The Fighter

I don’t know what it is in me that needs to fight. 

I never learned how to throw a punch but these hands can fly.  

Maybe because I think good things are worth fighting for. I want someone to fight for me, go to battle, just once get me as a prize. I fight, why can’t you? 

The problem is, I’m the one in the ring coming out with bruises and scrapes.  

I’m sore and tired, but I keep going.  

Relentless and unnecessary.  

I’ve started fights when I shouldn’t have. I never quite knew how to choose my battles.  

I fight for control, I fight for what I think is best. 

Once again, the Universe laughed at me. It’s not up to you! There is so little you can plan for.  Just keep your hands up, stand your ground. No, I had to charge.  
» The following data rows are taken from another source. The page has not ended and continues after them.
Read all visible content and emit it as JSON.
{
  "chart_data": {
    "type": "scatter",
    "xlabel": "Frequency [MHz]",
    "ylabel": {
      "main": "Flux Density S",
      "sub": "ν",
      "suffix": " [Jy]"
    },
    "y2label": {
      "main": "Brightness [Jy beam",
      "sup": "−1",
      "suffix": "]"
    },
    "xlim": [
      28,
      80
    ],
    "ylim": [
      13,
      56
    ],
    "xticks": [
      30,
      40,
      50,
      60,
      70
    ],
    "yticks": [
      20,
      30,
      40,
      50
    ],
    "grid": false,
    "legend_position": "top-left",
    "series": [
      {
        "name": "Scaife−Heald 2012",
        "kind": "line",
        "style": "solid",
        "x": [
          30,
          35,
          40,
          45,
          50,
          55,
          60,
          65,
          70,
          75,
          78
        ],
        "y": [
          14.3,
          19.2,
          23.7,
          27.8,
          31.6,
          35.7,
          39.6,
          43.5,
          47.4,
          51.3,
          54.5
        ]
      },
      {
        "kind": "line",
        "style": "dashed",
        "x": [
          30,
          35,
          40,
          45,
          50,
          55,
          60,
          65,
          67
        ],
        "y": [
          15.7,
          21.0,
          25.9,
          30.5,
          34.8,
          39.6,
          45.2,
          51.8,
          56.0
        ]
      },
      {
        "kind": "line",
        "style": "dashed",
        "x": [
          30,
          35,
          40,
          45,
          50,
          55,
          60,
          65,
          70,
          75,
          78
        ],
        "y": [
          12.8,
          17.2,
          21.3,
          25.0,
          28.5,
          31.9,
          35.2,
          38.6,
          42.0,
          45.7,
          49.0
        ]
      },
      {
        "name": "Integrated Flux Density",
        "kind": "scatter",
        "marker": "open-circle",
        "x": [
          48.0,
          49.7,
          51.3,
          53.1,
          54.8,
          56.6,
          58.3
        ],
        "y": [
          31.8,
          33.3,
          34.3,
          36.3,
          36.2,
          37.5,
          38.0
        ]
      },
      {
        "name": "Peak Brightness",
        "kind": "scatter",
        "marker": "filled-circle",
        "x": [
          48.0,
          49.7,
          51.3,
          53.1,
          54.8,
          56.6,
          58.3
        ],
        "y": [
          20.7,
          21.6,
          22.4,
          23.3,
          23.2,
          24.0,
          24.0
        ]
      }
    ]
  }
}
Funny enough, the things I should have fought for are long gone.  

What if I fought for her to come here? What if I fought for him to stay?

I fight over small things that don’t matter. I try to control what I know I can’t.  

Then, when that fails, when I’m battered and sore, I fight myself. 

I beat myself up by asking questions like what if and why. I should have done this, I shouldn’t feel this way. 

I never seek peace, just the next contender. 

Endless rounds, a beating by my own hand.

Where did I learn this? Where did this need to fight come from?

If it’s innate, why am I the only one bleeding? 

I never learned how to throw a punch, but I’ve become so familiar with pain.  

Ever the masochist, I’m still scraping, still clawing my way through. To what though? 

I never learned to fight, that’s not how I was raised. We don’t hit, we beat you down instead.  

I never learned to fight but damn I’m good. Good at fighting until what I wanted is gone. 

I never learned to fight, but I taught myself how to cover bruises, mask feelings and keep going.  

I don’t know what it is in me that needs to fight, but here I am, ready for another round.